A modo de ejemplo, podemos citar el caso de Axel Blumberg y las modificaciones que introdujo a los delitos cometidos mediante el uso de armas, o el caso de Carolina Píparo, hecho que motivó la implementación de medidas mínimas de seguridad en las entidades bancarias, como la obstaculización visual de las líneas de caja.
La muerte de un veintenar de personas como consecuencia del consumo de cocaína adulterada puede -y debe- llevar a un cambio radical de la legislación vigente en lo que se refiere a la lucha contra las drogas.
¿Y por qué es necesario cambiar el enfoque si queremos evitar mas muertes? Para graficar los fundamentos de mi posición, invito al lector a imaginar, solo por un momento, que hay un aumento considerable de personas con diabetes, infartos por sedentarismo, hipertensión y todo tipo de afecciones asociadas a la obesidad. Entonces, para revertir ese panorama, el Estado decide convertir en delito el consumo de comida chatarra.
Así, quien pese a la prohibición decide comerse una hamburguesa o unas papas fritas, se enfrenta a una posible pena de prisión.
Lo que se intenta representar es que, para solucionar un problema de salud pública, el Estado no encuentra otra solución más adecuada que superpoblar cárceles, gastar millonadas en causas penales, pagar a jueces, fiscales, peritos… todo para acusar, probar y sentenciar al sujeto que sucumbió ante una deliciosa comida cargada de azúcares, grasas y/o sal.
Igual de ridículo es que solucionemos el tema del consumo de sustancias criminalizando al consumidor.
Continuar en esta tesitura implica desconocer que el Estado no puede entrometerse en las decisiones de vida que adopten los sujetos mientras que no afecten a terceros. Pero además, olvida que el derecho penal es de ultima ratio, alocución que implica que esa rama del derecho solo debe intervenir ante el fracaso de todas las otras áreas, entre ellas, el área de salud.
El Estado no tiene que estar solo para condenar sino para adoptar políticas públicas que lleven a la prevención del consumo (no bajo amenaza de pena, claramente) o a un consumo seguro.
Las experiencias extranjeras deben servirnos de guía para reemplazar este camino prohibicionista por prácticas de reducción de daños, tendientes a mitigar los efectos negativos del consumo de estupefacientes.
A modo de ejemplo, podemos citar el programa de intercambio de jeringas empleado en Ámsterdam, que redujo considerablemente las infecciones por VIH y Hepatitis B, ante la asunción por parte del gobierno de que el aumento de casos se asociaba a la drogadependencia de estupefacientes inyectables.
Otros programas orientados a la reducción de los daños son las salas de consumo supervisado o el acceso a test de narcóticos, para que los usuarios puedan efectivamente conocer lo que consumen.

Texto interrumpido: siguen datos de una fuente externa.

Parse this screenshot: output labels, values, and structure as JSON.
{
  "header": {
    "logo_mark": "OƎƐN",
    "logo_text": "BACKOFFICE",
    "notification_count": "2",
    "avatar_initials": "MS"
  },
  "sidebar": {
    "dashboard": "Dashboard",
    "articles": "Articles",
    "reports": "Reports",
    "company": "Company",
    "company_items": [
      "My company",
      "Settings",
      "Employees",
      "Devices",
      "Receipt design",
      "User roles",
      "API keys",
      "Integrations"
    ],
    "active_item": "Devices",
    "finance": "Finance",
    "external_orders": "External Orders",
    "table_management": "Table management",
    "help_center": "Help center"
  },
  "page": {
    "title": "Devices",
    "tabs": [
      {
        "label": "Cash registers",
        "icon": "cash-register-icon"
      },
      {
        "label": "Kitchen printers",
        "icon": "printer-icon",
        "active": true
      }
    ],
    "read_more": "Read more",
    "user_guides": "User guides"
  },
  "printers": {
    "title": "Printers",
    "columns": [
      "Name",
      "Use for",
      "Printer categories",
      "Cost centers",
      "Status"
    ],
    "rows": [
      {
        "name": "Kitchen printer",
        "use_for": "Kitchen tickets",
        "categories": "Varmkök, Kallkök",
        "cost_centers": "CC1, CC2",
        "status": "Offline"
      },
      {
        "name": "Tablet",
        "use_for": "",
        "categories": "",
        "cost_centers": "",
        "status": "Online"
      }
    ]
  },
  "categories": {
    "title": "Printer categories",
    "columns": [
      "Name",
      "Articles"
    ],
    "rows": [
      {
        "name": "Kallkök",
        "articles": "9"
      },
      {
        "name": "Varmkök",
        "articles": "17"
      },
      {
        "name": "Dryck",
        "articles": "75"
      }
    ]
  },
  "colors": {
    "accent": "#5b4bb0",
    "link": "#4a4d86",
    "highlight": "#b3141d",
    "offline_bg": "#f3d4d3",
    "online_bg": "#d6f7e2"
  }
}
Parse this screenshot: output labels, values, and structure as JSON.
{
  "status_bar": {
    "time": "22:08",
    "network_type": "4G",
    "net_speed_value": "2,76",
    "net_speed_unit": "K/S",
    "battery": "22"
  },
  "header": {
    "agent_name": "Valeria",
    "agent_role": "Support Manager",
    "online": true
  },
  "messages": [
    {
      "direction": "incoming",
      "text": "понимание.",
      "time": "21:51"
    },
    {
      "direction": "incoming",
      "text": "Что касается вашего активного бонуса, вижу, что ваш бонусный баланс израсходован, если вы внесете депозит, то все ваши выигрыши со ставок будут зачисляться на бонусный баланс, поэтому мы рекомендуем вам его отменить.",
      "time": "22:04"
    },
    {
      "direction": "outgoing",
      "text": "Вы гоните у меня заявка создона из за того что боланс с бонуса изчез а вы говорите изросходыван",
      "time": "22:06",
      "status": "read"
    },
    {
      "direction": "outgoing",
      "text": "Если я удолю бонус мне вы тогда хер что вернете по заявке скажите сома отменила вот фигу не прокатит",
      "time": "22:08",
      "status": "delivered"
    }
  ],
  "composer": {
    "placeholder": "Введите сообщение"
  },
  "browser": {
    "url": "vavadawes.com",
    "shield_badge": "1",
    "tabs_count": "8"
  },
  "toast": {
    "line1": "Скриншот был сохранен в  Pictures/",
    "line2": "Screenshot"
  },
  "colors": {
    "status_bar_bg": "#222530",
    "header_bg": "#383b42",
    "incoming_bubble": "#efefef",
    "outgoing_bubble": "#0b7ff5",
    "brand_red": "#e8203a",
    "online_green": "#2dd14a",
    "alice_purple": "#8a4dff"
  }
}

Cabe ahora preguntarnos si este fatídico acontecimiento merece un cambio en la ley Nacional de Salud Mental (ley 26.657) y la respuesta es negativa.
A diferencia de lo que en muchos medios se ha deslizado, es falaz decir que con la legislación vigente no existen las internaciones involuntarias ante consumos problemáticos de sustancias.
Lo que sí es cierto es que existe un grave déficit en la oferta de servicios de salud mental para atención de la drogadependencia, tanto en modo internación como ambulatorio; escenario que amerita una pronta inversión económica en post de reducir el consumo de estupefacientes y de mitigar los daños ocasionados por el abuso de drogas.
Durante años se han presentado innumerables proyectos para modificar la absurda ley de drogas nro. 23.737 sin que ninguno haya prosperado. Solo espero que esas veinticuatro muertes no hayan sido en vano y que se conviertan en el cimbronazo que antecede las profundas reformas legales.